The system is working on six key priorities:

  • Prevention: This includes health promotion in schools, people knowing how to look after minor illnesses at home, helping people with long term conditions to manage their symptoms, making sure older people don’t become socially isolated, increasing early diagnosis and reducing preventable illnesses and deaths, encouraging people with learning disabilities to have annual health checks, and embedding health and care in the planning of jobs, transport and housing.
  • Mental health, not just physical health: The mental health needs of children, young people and adults are not currently being treated together with their physical needs. This can lead to issues such as social isolation, self-harm, physical health conditions being left untreated and people dying early. The integrated care system will support people with teams close to home and provide support for mental health in A&E to take into account both physical and mental health needs.

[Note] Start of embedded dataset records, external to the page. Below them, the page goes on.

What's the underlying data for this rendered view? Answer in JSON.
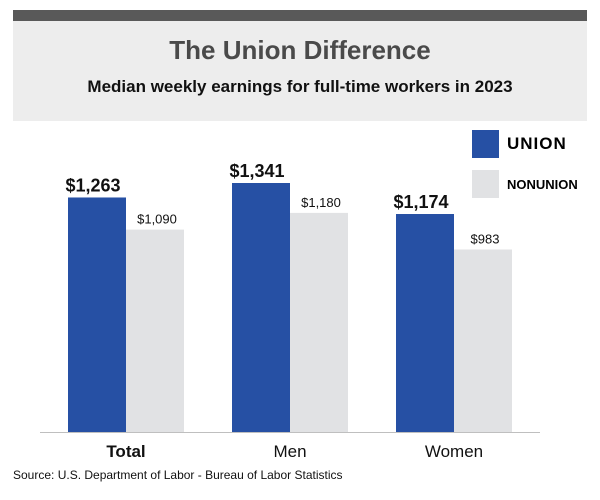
{
  "chart_data": {
    "type": "bar",
    "title": "The Union Difference",
    "subtitle": "Median weekly earnings for full-time workers in 2023",
    "categories": [
      "Total",
      "Men",
      "Women"
    ],
    "series": [
      {
        "name": "UNION",
        "values": [
          1263,
          1341,
          1174
        ],
        "labels": [
          "$1,263",
          "$1,341",
          "$1,174"
        ],
        "color": "#2650a4"
      },
      {
        "name": "NONUNION",
        "values": [
          1090,
          1180,
          983
        ],
        "labels": [
          "$1,090",
          "$1,180",
          "$983"
        ],
        "color": "#e1e2e4"
      }
    ],
    "ylim": [
      0,
      1341
    ],
    "grid": false,
    "legend_position": "top-right",
    "source": "Source: U.S. Department of Labor - Bureau of Labor Statistics"
  }
}
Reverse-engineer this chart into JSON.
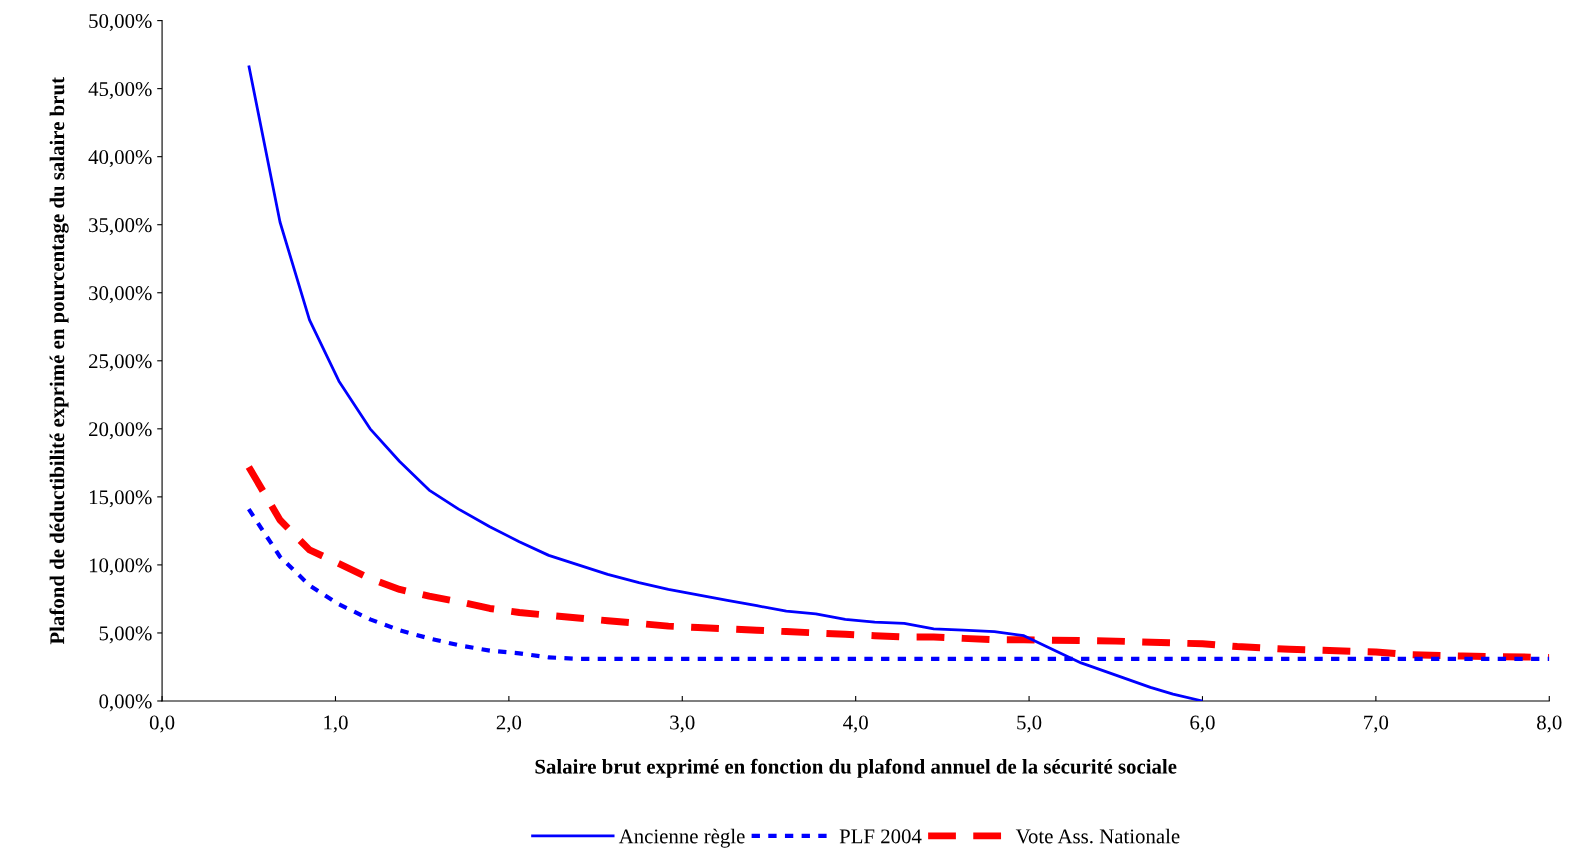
{
  "chart_data": {
    "type": "line",
    "xlabel": "Salaire brut exprimé en fonction du plafond annuel de la sécurité sociale",
    "ylabel": "Plafond de déductibilité exprimé en pourcentage du salaire brut",
    "xlim": [
      0,
      8
    ],
    "ylim": [
      0,
      50
    ],
    "xticks": [
      {
        "value": 0,
        "label": "0,0"
      },
      {
        "value": 1,
        "label": "1,0"
      },
      {
        "value": 2,
        "label": "2,0"
      },
      {
        "value": 3,
        "label": "3,0"
      },
      {
        "value": 4,
        "label": "4,0"
      },
      {
        "value": 5,
        "label": "5,0"
      },
      {
        "value": 6,
        "label": "6,0"
      },
      {
        "value": 7,
        "label": "7,0"
      },
      {
        "value": 8,
        "label": "8,0"
      }
    ],
    "yticks": [
      {
        "value": 0,
        "label": "0,00%"
      },
      {
        "value": 5,
        "label": "5,00%"
      },
      {
        "value": 10,
        "label": "10,00%"
      },
      {
        "value": 15,
        "label": "15,00%"
      },
      {
        "value": 20,
        "label": "20,00%"
      },
      {
        "value": 25,
        "label": "25,00%"
      },
      {
        "value": 30,
        "label": "30,00%"
      },
      {
        "value": 35,
        "label": "35,00%"
      },
      {
        "value": 40,
        "label": "40,00%"
      },
      {
        "value": 45,
        "label": "45,00%"
      },
      {
        "value": 50,
        "label": "50,00%"
      }
    ],
    "legend": "bottom",
    "grid": false,
    "marker": "none",
    "series": [
      {
        "name": "Ancienne règle",
        "color": "#0000ff",
        "line_style": "solid",
        "x": [
          0.5,
          0.68,
          0.85,
          1.02,
          1.2,
          1.37,
          1.54,
          1.71,
          1.89,
          2.06,
          2.23,
          2.4,
          2.57,
          2.75,
          2.92,
          3.09,
          3.26,
          3.43,
          3.6,
          3.77,
          3.94,
          4.11,
          4.28,
          4.45,
          4.62,
          4.8,
          4.97,
          5.1,
          5.3,
          5.5,
          5.7,
          5.83,
          6.0
        ],
        "values": [
          46.7,
          35.2,
          28,
          23.5,
          20,
          17.6,
          15.5,
          14.1,
          12.8,
          11.7,
          10.7,
          10,
          9.3,
          8.7,
          8.2,
          7.8,
          7.4,
          7,
          6.6,
          6.4,
          6,
          5.8,
          5.7,
          5.3,
          5.2,
          5.1,
          4.8,
          4,
          2.8,
          1.9,
          1,
          0.5,
          0
        ]
      },
      {
        "name": "PLF 2004",
        "color": "#0000ff",
        "line_style": "dotted",
        "x": [
          0.5,
          0.68,
          0.85,
          1.02,
          1.2,
          1.37,
          1.54,
          1.71,
          1.89,
          2.06,
          2.23,
          2.4,
          3.0,
          4.0,
          5.0,
          6.0,
          7.0,
          8.0
        ],
        "values": [
          14.1,
          10.6,
          8.5,
          7.1,
          6,
          5.2,
          4.6,
          4.1,
          3.7,
          3.5,
          3.2,
          3.1,
          3.1,
          3.1,
          3.1,
          3.1,
          3.1,
          3.1
        ]
      },
      {
        "name": "Vote Ass. Nationale",
        "color": "#ff0000",
        "line_style": "dashed",
        "x": [
          0.5,
          0.68,
          0.85,
          1.02,
          1.2,
          1.37,
          1.54,
          1.71,
          1.89,
          2.06,
          2.23,
          2.4,
          2.57,
          2.75,
          2.92,
          3.09,
          3.26,
          3.43,
          3.6,
          3.77,
          3.94,
          4.11,
          4.28,
          4.45,
          4.62,
          4.8,
          4.97,
          5.5,
          6.0,
          6.2,
          6.5,
          7.0,
          7.2,
          7.5,
          8.0
        ],
        "values": [
          17.2,
          13.3,
          11.1,
          10.1,
          9.0,
          8.2,
          7.7,
          7.3,
          6.8,
          6.5,
          6.3,
          6.1,
          5.9,
          5.7,
          5.5,
          5.4,
          5.3,
          5.2,
          5.1,
          5.0,
          4.9,
          4.8,
          4.7,
          4.7,
          4.6,
          4.5,
          4.5,
          4.4,
          4.2,
          4.0,
          3.8,
          3.6,
          3.4,
          3.3,
          3.2
        ]
      }
    ]
  }
}
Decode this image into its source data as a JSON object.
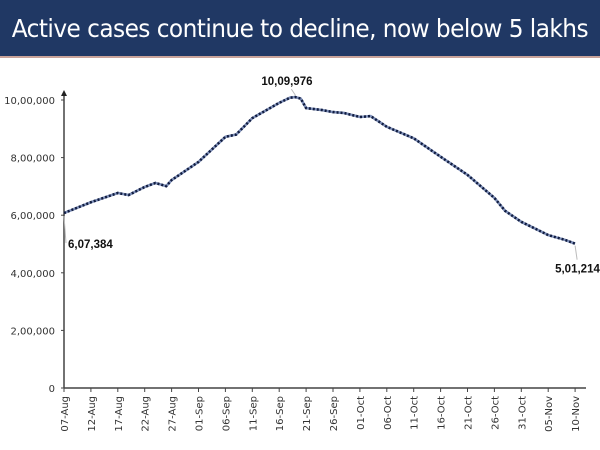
{
  "header": {
    "title": "Active cases continue to decline, now below 5 lakhs",
    "background": "#203864"
  },
  "chart_data": {
    "type": "line",
    "title": "Active cases continue to decline, now below 5 lakhs",
    "xlabel": "",
    "ylabel": "",
    "ylim": [
      0,
      1000000
    ],
    "y_ticks": [
      "0",
      "2,00,000",
      "4,00,000",
      "6,00,000",
      "8,00,000",
      "10,00,000"
    ],
    "y_tick_values": [
      0,
      200000,
      400000,
      600000,
      800000,
      1000000
    ],
    "x_ticks": [
      "07-Aug",
      "12-Aug",
      "17-Aug",
      "22-Aug",
      "27-Aug",
      "01-Sep",
      "06-Sep",
      "11-Sep",
      "16-Sep",
      "21-Sep",
      "26-Sep",
      "01-Oct",
      "06-Oct",
      "11-Oct",
      "16-Oct",
      "21-Oct",
      "26-Oct",
      "31-Oct",
      "05-Nov",
      "10-Nov"
    ],
    "grid": false,
    "line_color": "#1f2f5c",
    "line_style": "dotted",
    "points": [
      [
        "07-Aug",
        607384
      ],
      [
        "12-Aug",
        645000
      ],
      [
        "17-Aug",
        677000
      ],
      [
        "19-Aug",
        670000
      ],
      [
        "22-Aug",
        698000
      ],
      [
        "24-Aug",
        712000
      ],
      [
        "26-Aug",
        701000
      ],
      [
        "27-Aug",
        722000
      ],
      [
        "01-Sep",
        785000
      ],
      [
        "06-Sep",
        872000
      ],
      [
        "08-Sep",
        880000
      ],
      [
        "11-Sep",
        937000
      ],
      [
        "16-Sep",
        990000
      ],
      [
        "18-Sep",
        1008000
      ],
      [
        "19-Sep",
        1009976
      ],
      [
        "20-Sep",
        1005000
      ],
      [
        "21-Sep",
        972000
      ],
      [
        "24-Sep",
        965000
      ],
      [
        "26-Sep",
        958000
      ],
      [
        "28-Sep",
        955000
      ],
      [
        "01-Oct",
        941000
      ],
      [
        "03-Oct",
        944000
      ],
      [
        "06-Oct",
        907000
      ],
      [
        "11-Oct",
        867000
      ],
      [
        "16-Oct",
        803000
      ],
      [
        "21-Oct",
        740000
      ],
      [
        "26-Oct",
        660000
      ],
      [
        "28-Oct",
        615000
      ],
      [
        "31-Oct",
        577000
      ],
      [
        "05-Nov",
        531000
      ],
      [
        "08-Nov",
        515000
      ],
      [
        "10-Nov",
        501214
      ]
    ],
    "annotations": [
      {
        "date": "07-Aug",
        "label": "6,07,384"
      },
      {
        "date": "19-Sep",
        "label": "10,09,976"
      },
      {
        "date": "10-Nov",
        "label": "5,01,214"
      }
    ]
  }
}
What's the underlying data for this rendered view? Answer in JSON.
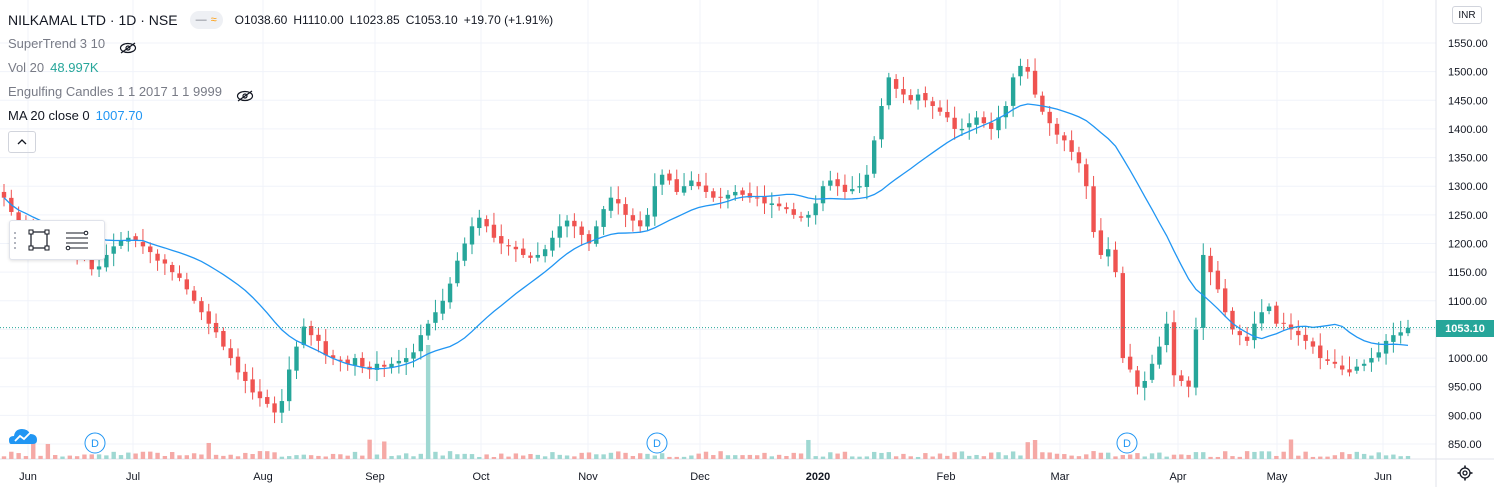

  • Investment in local care: The integrated care system wants to invest in GP services and community care, with more care delivered locally including some tests and investigations, diagnosis and treatment of diseases, managing minor injuries and minor surgery. GP practices will work more closely together with greater involvement from community care, mental health, learning disability services and voluntary sectors. There will also be improved access to primary care in the evening and at weekends.
  • Joining up health and social care: The integrated care system wants services to work together so that the focus is not on health alone, but also on social care requirements. This will include new neighbourhood teams that bring different services together, support for vulnerable people in getting the extra help they need, and sharing information so that patients don’t need to repeat themselves to different professionals.
  • Getting the right hospital care: The integrated care system wants to provide services locally where possible, so people only have to travel further for specific expertise when it’s absolutely necessary. This will mean hospitals sharing staff and resources, working with community services to deliver the right care out of hospital and making sure quality, safety and waiting time targets are met. The way specialist services are provided will also be reviewed to make the best use of facilities and expert staff. This may mean having highly specialist services in one location as centres of excellence.
  • Care needed urgently or in an emergency: The system wants to deliver urgent care services – such as GPs, mental health services, ambulances and walk-in centres – that are more organised and coordinated, with stronger links between hospitals so that patients with the most serious needs get to specialist emergency centres. It also plans to introduce mental health liaison teams in A&E to support patients with both physical and mental health needs.